On an underlying basis at constant currency, revenue increased by 18%, reflecting higher seed, crop protection and fertiliser volumes and prices in the period.

Underlying volume growth in agronomy services and crop inputs (excluding crop marketing volumes) was 13.7% in the period.

Ireland and the UK delivered a “good performance” recording underlying volume growth in agronomy services and crop inputs of 14.4% in the period. In particular, this performance was supported by seasonal timing and volume contribution from the Bunn fertiliser business which it acquired last year.

Continental Europe delivered a “satisfactory performance”, with underying volume growth in agronomy services and crop inputs (excluding crop marketing volumes) of 11.9%. Operating conditions “continue to be challenging” due to poor crop establishment in respect of winter oil seeds resulting in cautious on-farm sentiment.

Origin stated: “The performance achieved in the first quarter of the year represents a positive start to the financial year for the group, supported by steadily improving sentiment on-farm.

“The autumn and winter cropping profile in our Ireland/UK and Continental European geographies provides a good foundation for the seasonally more important second half of the year.

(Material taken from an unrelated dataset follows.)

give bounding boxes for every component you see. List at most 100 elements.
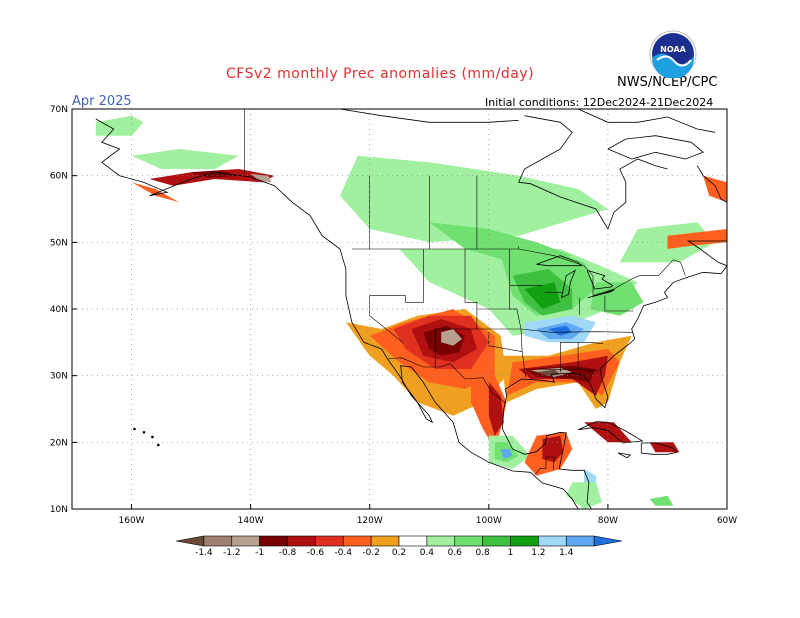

The Group’s newly acquired operations in Latin America will result in additional contribution in the first half of the Origin year, with solid progress on plantings providing an encouraging start to the year.”

The FTSE 100 has bounced back 0.4% to 6,985.2pts so far this morning.

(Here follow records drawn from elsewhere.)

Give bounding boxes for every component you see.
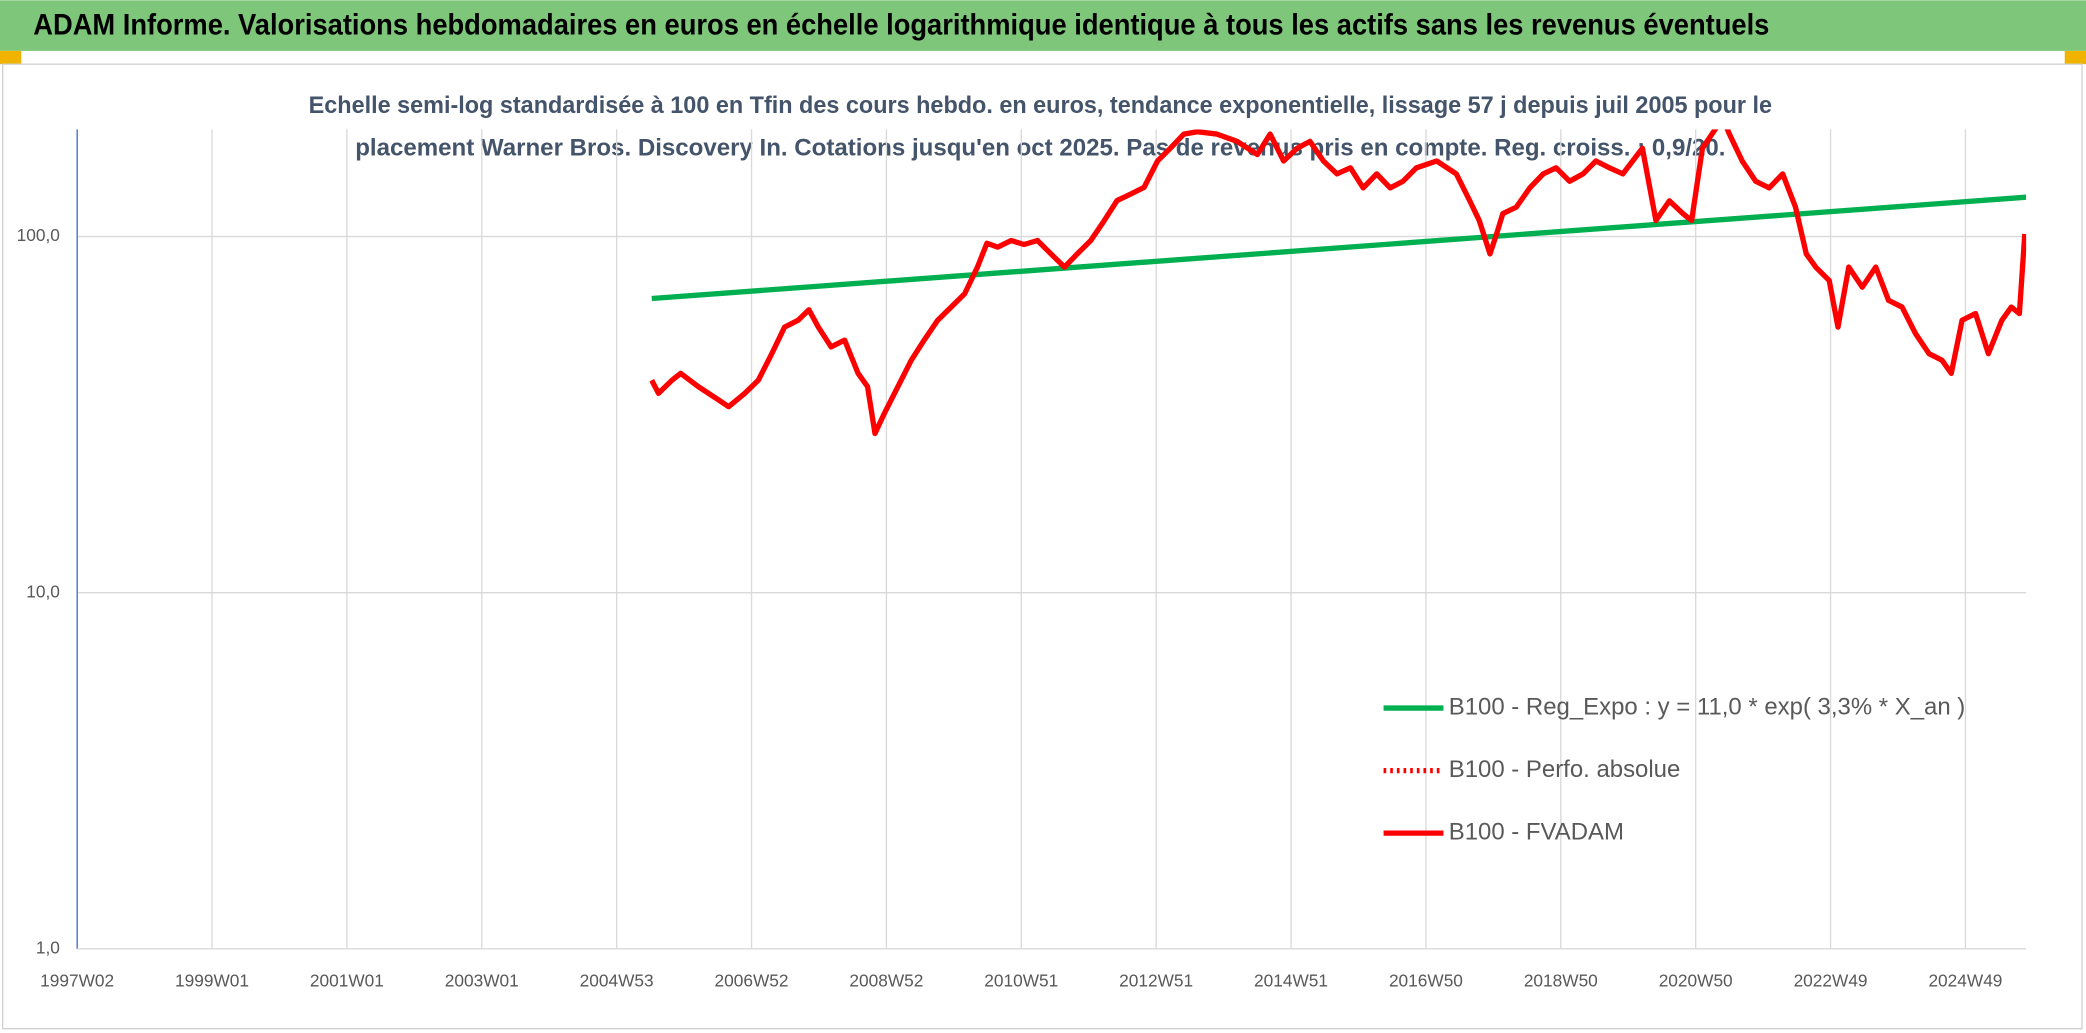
corner-mark — [0, 50, 22, 65]
chart-frame — [1, 63, 2083, 1030]
chart-subtitle: placement Warner Bros. Discovery In. Cot… — [355, 135, 1725, 162]
legend-label: B100 - Reg_Expo : y = 11,0 * exp( 3,3% *… — [1449, 693, 1966, 720]
plot-area — [649, 129, 2027, 437]
x-tick-label: 1999W01 — [175, 971, 249, 991]
chart-title: ADAM Informe. Valorisations hebdomadaire… — [33, 10, 1769, 42]
x-tick-label: 2022W49 — [1794, 971, 1868, 991]
legend-label: B100 - Perfo. absolue — [1449, 756, 1681, 783]
x-tick-label: 2024W49 — [1928, 971, 2002, 991]
corner-mark — [2064, 50, 2086, 65]
y-tick-label: 10,0 — [26, 581, 60, 601]
x-tick-label: 2006W52 — [715, 971, 789, 991]
x-tick-label: 1997W02 — [40, 971, 114, 991]
axes: 1,0 10,0 100,0 1997W02 1999W01 2001W01 2003W01… — [17, 129, 2027, 991]
y-tick-label: 1,0 — [36, 937, 60, 957]
header-bar — [0, 0, 2086, 51]
chart-subtitle: Echelle semi-log standardisée à 100 en T… — [309, 92, 1772, 119]
x-tick-label: 2020W50 — [1659, 971, 1733, 991]
x-tick-label: 2018W50 — [1524, 971, 1598, 991]
x-tick-label: 2010W51 — [984, 971, 1058, 991]
legend-label: B100 - FVADAM — [1449, 818, 1624, 845]
x-tick-label: 2014W51 — [1254, 971, 1328, 991]
legend: B100 - Reg_Expo : y = 11,0 * exp( 3,3% *… — [1383, 693, 1966, 845]
x-tick-label: 2016W50 — [1389, 971, 1463, 991]
x-tick-label: 2001W01 — [310, 971, 384, 991]
x-tick-label: 2004W53 — [580, 971, 654, 991]
x-tick-label: 2003W01 — [445, 971, 519, 991]
x-tick-label: 2012W51 — [1119, 971, 1193, 991]
series-line — [649, 129, 2027, 437]
y-tick-label: 100,0 — [17, 225, 60, 245]
x-tick-label: 2008W52 — [849, 971, 923, 991]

Early risers include Ocado (OCDO), up 1.6% to 761.6p, Tesco (TSCO), up 1.2% to 203.6p, PayPoint (PAY), up 1% to 780p and WH Smith (SMWH), up 1% to 1,958p.

Fallers include Devro (DVO), down 3.8% to 168p, AG Barr (BAG), down 1.5% to 782p and Majestic Wine (WINE), down 1.4% to 317.5p.

Yesterday in the City

The FTSE 100 undid the progress it made on Wednesday, but dropping back 1.3% back to 6,960.3pts.

One of the consumer sector’s major losers was Majestic Wine (WINE), which plunged 14% to 322p after revealing it slumped to a first half loss amid weak performance in its UK retail operations.

A number of FTSE 100 consumer names were also heavily in the red, led by Imperial Tobacco (MB), which fell back 4.6% to 2,456.5p. Also falling were Tesco (TSCO), down 1.5% to 201.3p and Sainsbury’s (SBRY), down 1.4% to 307.6p.

Other fallers included FeverTree (FEVR), down 3.7% to 2,519p, Nichols (NICL), down 3.2% to 1,430p, PZ Cussons (PZC), down 2.5% to 238p, Tate & Lyle (TATE), down 2% to 706.4p and B&M European Value Retail (BME), down 1.9% to 345.3p.

Risers were few and far between, but included Just Eat (JE), up 3.9% to 596.8p, McBride (MCB), up 1.8% to 127.5p and SSP Group (SSPG), which recovered 2.4% from its double-digit fall on Tuesday after the departure of its CEO to 642.7p.